Apulia felix (2)
Posted on 1 grudnia 2009
Po fali sprzecznych uczuć wbudzonych przez Nero di Troia wpadłem w wir jeszcze sprzeczniejszych, którym na imię Primitivo. Ten najbardziej ekstremalny i kontrowersyjny szczep starej Europy w swoim mateczniku w Mandurii (południe Apulii koło Tarentu) rodzi jedne z najmocniejszych win na świecie. W Mandurii będę w środę, dziś w swe objęcia wzięła mnie Gioia del Colle, druga apulijska apelacja specjalizująca się w Primitivo. W odróżnieniu od Mandurii winnice leżą tu wyżej (400 m), wina są ciut świeższe, ale na alkohol nic to nie pomaga – rekordzista dzisiejszej degustacji osiągnął 18,2%! Inny zawodnik – 16,5% i 15 g cukru; w smaku Kindzmarauli.

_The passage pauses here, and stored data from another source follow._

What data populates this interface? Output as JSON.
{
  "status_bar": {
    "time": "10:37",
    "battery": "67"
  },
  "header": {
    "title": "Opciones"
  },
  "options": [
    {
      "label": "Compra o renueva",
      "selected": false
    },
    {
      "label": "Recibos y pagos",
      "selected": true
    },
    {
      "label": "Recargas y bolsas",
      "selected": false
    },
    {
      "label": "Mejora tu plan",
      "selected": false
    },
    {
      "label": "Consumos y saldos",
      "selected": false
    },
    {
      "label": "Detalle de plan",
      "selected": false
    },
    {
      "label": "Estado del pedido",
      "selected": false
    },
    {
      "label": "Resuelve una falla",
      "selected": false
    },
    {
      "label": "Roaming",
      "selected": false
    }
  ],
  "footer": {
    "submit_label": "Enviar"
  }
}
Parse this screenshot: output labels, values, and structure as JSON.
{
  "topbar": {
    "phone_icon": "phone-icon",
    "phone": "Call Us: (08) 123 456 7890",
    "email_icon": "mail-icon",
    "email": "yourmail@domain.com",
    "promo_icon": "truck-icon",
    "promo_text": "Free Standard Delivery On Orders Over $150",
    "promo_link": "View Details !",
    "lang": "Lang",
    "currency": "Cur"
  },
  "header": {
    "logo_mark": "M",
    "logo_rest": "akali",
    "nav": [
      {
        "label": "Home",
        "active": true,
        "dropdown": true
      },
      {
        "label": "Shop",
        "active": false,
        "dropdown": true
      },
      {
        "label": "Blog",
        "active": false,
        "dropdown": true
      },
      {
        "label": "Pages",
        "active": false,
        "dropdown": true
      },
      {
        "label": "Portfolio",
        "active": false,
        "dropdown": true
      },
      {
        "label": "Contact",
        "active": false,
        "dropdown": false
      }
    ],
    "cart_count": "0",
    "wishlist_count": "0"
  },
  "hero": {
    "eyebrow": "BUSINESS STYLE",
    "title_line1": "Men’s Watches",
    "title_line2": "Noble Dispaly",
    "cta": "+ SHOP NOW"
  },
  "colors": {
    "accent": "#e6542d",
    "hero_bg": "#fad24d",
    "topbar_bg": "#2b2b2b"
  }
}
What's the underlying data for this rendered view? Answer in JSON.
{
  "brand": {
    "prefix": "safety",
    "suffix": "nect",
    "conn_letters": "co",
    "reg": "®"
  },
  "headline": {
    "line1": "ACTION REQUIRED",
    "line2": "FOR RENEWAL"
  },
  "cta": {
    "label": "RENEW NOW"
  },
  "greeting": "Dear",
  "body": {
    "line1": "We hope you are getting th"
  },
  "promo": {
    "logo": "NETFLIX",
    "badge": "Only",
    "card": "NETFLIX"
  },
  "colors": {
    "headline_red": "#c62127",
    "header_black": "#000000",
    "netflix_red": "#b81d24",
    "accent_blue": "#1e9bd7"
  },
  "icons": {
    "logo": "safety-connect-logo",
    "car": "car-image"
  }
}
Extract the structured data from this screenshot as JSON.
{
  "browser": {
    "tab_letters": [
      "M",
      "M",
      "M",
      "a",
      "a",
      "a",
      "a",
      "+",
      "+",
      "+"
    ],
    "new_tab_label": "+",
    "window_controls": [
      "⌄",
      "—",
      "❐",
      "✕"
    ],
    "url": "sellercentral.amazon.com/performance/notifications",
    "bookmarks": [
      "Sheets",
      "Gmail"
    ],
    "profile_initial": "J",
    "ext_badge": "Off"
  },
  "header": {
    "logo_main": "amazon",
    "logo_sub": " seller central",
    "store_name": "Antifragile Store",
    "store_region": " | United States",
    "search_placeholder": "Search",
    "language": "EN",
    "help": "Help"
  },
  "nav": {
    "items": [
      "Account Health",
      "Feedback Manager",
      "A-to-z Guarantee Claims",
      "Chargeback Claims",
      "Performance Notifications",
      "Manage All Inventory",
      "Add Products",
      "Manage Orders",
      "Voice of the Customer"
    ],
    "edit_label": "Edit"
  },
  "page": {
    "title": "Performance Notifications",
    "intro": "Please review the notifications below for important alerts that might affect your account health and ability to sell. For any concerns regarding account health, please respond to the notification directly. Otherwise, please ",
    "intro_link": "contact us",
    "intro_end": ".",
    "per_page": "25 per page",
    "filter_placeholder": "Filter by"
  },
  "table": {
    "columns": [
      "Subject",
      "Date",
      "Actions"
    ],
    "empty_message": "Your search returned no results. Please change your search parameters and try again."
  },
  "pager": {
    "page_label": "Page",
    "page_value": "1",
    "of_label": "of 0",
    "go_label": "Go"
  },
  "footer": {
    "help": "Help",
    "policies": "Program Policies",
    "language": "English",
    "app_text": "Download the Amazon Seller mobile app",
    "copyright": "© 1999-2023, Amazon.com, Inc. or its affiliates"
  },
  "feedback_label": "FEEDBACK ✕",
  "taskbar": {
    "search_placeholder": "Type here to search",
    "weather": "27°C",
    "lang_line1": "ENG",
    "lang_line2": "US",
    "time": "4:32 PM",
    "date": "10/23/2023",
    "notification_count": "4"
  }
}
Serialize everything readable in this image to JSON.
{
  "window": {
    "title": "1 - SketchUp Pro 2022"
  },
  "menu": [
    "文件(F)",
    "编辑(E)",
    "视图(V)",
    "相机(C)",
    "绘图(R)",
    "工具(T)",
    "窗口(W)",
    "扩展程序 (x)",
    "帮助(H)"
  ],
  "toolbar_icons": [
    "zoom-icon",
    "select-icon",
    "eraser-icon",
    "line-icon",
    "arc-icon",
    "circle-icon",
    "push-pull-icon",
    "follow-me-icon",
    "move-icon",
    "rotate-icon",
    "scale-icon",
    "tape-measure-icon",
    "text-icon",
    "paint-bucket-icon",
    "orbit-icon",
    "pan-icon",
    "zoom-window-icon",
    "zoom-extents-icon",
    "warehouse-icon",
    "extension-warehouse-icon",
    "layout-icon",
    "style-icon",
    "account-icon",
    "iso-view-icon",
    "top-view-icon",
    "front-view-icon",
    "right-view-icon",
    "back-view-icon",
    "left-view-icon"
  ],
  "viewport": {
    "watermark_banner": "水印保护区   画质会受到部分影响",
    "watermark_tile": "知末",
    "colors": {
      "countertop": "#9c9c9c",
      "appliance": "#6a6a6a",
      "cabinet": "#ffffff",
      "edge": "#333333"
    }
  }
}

Do tego kolory czarne jak noc, zero kwasowości, zero garbników, ciała miękkie jak flanela, słodkie jak szarlotka, proste jak radosny okrzyk dziecka. Jeśli się uda, bo często jest to okrzyk zdeformowany przez zbyt późny zbiór, nieudane maceracje, beczkę, zatrzymane fermentacje.
Krótko mówiąc – kontrowersji tu nie brakuje, a udany jest jeden strzał na trzy. Ja dziś ustrzeliłem Pasquale Petrera (Fatalone), Plantamura, duet z dźwięcznie nazwanej winiarni scJ’o, mikrogarażystę Cristiano Guttarolo oraz Polvanera. Ta ostatnia posiadłość jest w tym roku pieszczoszkiem włoskich krytyków, w drugim roczniku działalności zgarnęła wszystkie możliwe nagrody za swoje wina 16 i 17. Ich liczbowe nazwy oznaczają zarazem zawartość alkoholu. Nie wiedziałem czy śmiać się, czy płakać, ale wina okazały się całkiem dobre. Proste, “prymitywne” właśnie, żadną miarą nie wielkie (a czytając opisy winopisarskie, można by pomyśleć, że ludzkość odnalazła nowego mesjasza), ale całkiem nieźle jak na swoją masę wyważone, z wtopionym alkoholem, ktorego faktycznego poziomu w ciemno chyba nikt by nie odgadł. Asfalt, kauczuk, eukaliptus, suszone ziołe (rozmaryn), esencja wiśni i jeżyny, gęste jak olej, ale wciąż jeszcze smakujące świeżym owocem. Świetne (to w Apulii duża rzadkość) jest również powstające tu białe Aùva ze szczepu Fiano Minutolo. A najbardziej podobała mi się skromność właściciela, który swoje medalowe Primitivo wycenia na 10€ i obiecuje nie podnosić cen. Czy wytrzyma?